Elizabeth and Her German Garden

The first book by Katherine Mansfield’s cousin Mary, the one that gave her the name “Elizabeth” forever, is like a sandwich at tea time, crusts cut off the bread, proper, yet lacking. There are some good bits, such as when she first begins, glorying in her solitude for six weeks as she fixes up the house by overseeing those who are actually doing the work, and spending all of her time reading alone in the garden. She affectionately nicknames her husband Man of Wrath and after thoughtfully capturing baby owls for him to train, he is shocked at the idea, Elizabeth remembers that phrase “Two paradises ’twere in one to live in Paradise alone.” But no, she has 3 babies and a husband, and scores of people who insist on visiting. When conversation at a dinner party in a neighboring town veers towards Elizabeth being “abandoned” in her house, she insists that she enjoys it and is quite happy “buried” in her home. She almost mentions that she was surrounded by books but “reading is an occupation for men; for women it is reprehensible waste of time.” So she pretends with them that she is not happy. The rest is a diary of her garden, what blooms, what is planted, and then the last half taken up by a Christmas visit of a friend, Irais, and a stranger brought in because she is a friend-of-a-friend, Minora. Unfortunately, Minora is an Englishwoman intent on writing a book, and she whips out her notebook to record the many amusing things Elizabeth and Irais say. There’s a brief interlude where the Man of Wrath lectures about why women are inferior, and then the women leave after a month. It’s a curious artifact, pub’d in 1898.

Vera

This is the book that Katherine Mansfield praised her cousin “Elizabeth” for writing in 1921. It’s supposedly based on extremely accurate descriptions of Elizabeth’s second husband, Earl Russell (Bertrand’s brother). In a letter to Dorothy Brett, KM gushes, “Read her last book if you can get hold of it. Its called Vera & published by Macmillan. Its amazingly good!” In a letter to KM’s sister (also named Vera), she goes further: “Have you read her new book ‘Vera’? It has had rather a mixed reception, but I think its by far the most brilliant book she has ever written. I can quite understand people turning against it, though. There are few men who have not a touch of Wemyss.”

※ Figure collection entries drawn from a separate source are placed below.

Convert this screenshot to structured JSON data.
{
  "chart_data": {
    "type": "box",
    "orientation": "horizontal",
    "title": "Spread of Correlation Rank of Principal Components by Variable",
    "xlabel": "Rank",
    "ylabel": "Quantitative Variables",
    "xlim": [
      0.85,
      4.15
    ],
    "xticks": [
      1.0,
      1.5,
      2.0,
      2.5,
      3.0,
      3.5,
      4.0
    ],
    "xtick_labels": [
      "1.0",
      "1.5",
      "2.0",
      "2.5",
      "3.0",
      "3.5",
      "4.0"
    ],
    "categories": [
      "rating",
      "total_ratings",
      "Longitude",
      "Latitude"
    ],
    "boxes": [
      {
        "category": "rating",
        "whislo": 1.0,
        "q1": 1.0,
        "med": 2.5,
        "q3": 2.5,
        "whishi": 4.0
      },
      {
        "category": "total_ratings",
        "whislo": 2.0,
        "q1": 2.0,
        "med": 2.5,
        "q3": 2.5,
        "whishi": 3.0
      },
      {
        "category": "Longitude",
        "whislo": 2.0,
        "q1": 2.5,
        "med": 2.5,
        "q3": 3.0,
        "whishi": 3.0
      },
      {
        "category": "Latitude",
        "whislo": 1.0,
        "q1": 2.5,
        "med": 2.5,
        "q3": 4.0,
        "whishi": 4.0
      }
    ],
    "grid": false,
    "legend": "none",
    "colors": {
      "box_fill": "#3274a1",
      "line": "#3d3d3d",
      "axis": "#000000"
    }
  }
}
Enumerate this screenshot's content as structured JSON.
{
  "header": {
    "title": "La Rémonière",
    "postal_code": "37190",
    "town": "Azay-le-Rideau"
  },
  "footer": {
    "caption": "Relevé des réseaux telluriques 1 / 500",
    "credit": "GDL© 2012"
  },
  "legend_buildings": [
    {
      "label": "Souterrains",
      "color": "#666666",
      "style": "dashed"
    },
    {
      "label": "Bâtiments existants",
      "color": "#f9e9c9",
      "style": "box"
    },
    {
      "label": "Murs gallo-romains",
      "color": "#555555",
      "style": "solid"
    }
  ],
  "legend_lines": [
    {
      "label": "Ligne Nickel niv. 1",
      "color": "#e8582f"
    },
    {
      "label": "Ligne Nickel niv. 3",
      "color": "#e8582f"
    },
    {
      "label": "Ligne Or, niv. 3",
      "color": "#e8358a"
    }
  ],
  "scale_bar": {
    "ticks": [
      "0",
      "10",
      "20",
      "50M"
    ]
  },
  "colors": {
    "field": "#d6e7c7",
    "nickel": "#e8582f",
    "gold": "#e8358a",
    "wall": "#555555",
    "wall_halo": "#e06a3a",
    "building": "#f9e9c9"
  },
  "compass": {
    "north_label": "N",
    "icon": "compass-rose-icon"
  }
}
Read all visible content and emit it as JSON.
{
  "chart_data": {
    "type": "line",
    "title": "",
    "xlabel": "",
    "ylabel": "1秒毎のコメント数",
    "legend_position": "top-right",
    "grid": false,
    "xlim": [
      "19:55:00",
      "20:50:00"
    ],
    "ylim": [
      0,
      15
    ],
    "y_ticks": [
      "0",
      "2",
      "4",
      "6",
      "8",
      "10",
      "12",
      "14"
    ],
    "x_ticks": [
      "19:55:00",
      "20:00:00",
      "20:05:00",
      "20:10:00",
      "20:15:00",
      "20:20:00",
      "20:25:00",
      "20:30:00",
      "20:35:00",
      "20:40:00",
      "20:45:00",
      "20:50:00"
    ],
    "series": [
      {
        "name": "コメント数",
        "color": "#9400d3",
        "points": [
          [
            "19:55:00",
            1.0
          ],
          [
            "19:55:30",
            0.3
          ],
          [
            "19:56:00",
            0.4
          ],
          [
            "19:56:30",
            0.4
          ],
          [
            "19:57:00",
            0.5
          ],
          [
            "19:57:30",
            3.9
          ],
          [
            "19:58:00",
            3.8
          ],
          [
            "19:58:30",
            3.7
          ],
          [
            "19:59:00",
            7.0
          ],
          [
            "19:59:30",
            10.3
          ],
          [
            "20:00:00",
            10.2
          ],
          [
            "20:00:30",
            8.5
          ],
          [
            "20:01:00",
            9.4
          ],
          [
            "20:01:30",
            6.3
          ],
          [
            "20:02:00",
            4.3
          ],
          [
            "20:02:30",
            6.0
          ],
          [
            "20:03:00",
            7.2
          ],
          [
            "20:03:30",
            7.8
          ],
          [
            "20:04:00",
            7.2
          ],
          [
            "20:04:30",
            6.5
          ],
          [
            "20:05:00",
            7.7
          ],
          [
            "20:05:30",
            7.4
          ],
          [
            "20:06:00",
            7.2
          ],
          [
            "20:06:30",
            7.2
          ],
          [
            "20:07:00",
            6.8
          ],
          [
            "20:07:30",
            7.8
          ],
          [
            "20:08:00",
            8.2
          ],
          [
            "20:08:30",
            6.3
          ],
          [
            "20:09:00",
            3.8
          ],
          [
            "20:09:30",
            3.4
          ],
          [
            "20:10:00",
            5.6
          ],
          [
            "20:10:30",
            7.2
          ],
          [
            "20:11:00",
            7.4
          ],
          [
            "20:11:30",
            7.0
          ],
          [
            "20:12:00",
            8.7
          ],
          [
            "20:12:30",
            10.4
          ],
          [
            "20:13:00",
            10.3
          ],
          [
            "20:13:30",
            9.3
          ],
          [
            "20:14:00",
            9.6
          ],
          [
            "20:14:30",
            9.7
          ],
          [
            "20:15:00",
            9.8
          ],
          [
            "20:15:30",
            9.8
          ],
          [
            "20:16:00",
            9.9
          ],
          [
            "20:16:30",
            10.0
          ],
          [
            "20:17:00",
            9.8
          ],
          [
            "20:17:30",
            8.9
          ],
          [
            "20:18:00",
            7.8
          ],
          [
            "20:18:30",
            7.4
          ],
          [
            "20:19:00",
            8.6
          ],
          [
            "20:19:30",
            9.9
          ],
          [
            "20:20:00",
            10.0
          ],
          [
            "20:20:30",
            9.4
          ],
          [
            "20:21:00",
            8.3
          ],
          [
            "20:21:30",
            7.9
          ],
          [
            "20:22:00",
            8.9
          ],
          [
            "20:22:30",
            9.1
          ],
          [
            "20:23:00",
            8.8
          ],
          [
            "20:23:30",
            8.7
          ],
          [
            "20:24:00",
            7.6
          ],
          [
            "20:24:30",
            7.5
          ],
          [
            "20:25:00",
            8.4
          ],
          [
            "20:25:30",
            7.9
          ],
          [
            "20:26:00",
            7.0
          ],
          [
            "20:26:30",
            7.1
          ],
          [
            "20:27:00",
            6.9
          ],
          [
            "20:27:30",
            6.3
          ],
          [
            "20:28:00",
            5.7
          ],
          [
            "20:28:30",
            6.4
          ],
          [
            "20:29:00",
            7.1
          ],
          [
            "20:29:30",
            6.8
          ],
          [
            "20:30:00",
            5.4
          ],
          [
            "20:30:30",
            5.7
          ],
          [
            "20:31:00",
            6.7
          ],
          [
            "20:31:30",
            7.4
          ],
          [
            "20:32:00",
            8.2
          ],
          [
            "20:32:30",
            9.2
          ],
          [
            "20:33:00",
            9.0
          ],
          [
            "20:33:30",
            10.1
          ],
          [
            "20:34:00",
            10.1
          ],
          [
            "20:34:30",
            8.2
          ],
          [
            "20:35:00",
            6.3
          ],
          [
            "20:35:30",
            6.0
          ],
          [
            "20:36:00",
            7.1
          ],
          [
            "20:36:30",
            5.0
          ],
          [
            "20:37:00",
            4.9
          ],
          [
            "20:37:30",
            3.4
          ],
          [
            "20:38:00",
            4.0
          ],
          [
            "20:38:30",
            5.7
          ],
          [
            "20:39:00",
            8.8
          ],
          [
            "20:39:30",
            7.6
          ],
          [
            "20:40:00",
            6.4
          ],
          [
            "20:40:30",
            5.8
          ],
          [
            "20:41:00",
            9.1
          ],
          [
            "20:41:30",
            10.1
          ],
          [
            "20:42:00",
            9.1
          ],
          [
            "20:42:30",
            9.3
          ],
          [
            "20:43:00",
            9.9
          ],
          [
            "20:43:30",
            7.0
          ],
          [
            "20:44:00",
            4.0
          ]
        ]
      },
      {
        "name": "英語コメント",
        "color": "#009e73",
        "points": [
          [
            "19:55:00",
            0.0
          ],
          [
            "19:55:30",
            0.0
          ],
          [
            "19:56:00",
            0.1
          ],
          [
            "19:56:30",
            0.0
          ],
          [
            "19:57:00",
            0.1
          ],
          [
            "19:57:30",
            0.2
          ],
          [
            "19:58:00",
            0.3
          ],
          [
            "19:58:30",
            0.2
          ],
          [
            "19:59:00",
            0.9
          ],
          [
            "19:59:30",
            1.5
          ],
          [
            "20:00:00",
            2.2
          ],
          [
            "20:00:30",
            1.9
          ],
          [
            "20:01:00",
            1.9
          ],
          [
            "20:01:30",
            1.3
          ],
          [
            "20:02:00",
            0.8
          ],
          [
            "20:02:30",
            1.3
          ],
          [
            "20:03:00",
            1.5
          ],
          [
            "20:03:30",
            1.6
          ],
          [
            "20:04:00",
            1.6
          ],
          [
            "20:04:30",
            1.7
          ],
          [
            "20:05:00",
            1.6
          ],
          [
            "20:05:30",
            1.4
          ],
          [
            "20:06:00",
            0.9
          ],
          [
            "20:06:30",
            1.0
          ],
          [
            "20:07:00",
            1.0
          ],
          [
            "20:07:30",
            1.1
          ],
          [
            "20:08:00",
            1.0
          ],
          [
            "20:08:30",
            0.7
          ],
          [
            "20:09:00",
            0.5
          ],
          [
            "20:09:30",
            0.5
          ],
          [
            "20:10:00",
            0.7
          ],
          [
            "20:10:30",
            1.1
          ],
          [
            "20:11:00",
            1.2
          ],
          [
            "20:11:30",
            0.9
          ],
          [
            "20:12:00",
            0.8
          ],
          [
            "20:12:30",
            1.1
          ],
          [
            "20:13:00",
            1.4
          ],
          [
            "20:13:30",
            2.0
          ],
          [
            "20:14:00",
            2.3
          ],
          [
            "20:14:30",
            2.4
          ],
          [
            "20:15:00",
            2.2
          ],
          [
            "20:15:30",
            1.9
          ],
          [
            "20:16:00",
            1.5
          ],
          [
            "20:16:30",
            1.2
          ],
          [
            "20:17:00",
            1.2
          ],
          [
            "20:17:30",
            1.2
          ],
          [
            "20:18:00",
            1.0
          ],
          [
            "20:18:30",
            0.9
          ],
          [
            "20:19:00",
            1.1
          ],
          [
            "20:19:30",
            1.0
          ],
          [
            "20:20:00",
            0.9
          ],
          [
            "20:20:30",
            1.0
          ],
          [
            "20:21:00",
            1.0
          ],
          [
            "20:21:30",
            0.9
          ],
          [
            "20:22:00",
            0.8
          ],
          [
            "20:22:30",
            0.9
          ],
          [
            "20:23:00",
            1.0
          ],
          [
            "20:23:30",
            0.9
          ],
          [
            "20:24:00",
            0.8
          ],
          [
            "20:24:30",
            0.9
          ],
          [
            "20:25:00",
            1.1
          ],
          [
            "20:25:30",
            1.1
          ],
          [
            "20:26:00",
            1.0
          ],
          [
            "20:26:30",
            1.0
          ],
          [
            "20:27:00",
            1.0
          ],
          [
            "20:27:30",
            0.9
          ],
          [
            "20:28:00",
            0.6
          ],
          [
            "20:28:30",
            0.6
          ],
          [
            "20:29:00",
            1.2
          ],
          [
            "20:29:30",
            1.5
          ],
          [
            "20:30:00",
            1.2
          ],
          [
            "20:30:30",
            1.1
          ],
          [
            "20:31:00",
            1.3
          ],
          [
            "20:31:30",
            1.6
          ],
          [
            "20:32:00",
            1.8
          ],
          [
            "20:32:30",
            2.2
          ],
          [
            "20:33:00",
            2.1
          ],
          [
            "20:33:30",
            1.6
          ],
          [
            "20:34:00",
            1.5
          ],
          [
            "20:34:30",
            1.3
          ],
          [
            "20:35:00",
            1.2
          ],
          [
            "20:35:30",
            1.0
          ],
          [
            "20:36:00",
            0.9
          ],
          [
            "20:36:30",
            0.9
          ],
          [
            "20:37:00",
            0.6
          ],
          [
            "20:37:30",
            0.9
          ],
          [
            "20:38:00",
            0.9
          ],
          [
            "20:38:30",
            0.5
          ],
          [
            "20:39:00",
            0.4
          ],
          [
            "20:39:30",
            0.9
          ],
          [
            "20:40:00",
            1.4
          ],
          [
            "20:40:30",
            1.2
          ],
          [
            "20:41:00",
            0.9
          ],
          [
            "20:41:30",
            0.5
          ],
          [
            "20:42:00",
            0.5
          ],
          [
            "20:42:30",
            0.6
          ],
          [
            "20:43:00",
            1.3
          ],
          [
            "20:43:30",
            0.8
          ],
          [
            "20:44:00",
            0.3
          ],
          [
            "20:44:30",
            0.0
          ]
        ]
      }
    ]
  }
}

It is a dark portrayal of the courtship and marriage of Lucy Entwhistle to Everard Wemyss. Lucy’s father has died mere hours before Wemyss stumbles into her courtyard, acutely affected by his own grief at his wife’s recent suicide. Their love is born out of these twin tragedies and Lucy begins a secret relationship with him that his gradually discovered by her aunt. The child (Lucy) loses her head and simply adores him, a man double her age.

On Wemyss’s idiocy and bland letters:

While she was with him he overpowered her into a torpor, into a shutting of her eyes and her thoughts, into just giving herself up, after the shocks and agonies of the week, to the blessedness of a soothed and caressed semi-consciousness; and it was only when his first letters began to come, such simple, adoring letters, taking the situation just as it was, just as life and death between them had offered it, untroubled by questioning, undimmed by doubt, with no looking backward but with a touching, thankful acceptance of the present, that she gradually settled down into that placidity which was at once the relief and the astonishment of her aunt. And his letters were so easy to understand. They were so restfully empty of the difficult thoughts and subtle, half-said things her father used to write and all his friends. His very handwriting was the round, slow handwriting of a boy. Lucy had loved him before; but now she fell in love with him, and it was because of his letters.

Hilarious advice her aunt receives from a widow who had “survived marriage”… the widow “whose wisdom was more ripe than comforting” says “one” in reply to the aunt’s question about what could be better than Wemyss’s two houses. Later, she asks the widow what could be better than a devoted husband, and the terse widow says “none.”

When Lucy is married, Wemyss immediately changes into a maniac who must control her every move and never be separated from her for a minute. He’s called his country home “The Willows” because houses should be named after whatever most insistently catches the eye. Lucy suggests that it ought to have been called “The Cows” in that case. She finds that all his books are under lock and key, the key dangling from his wrist, hindering free reading. She describes the library:

The other end was filled with bookshelves from floor to ceiling, and the books, in neat rows and uniform editions, were packed so tightly in the shelves that no one but an unusually determined reader would have the energy to wrench one out. Reading was evidently not encouraged, for not only were the books shut in behind glass doors, but the doors were kept locked and the key hung on Wemyss’s watch chain.

In the end we’re left wondering how long Lucy will last in this house of horrors.  Elizabeth herself fled to America to obtain a divorce.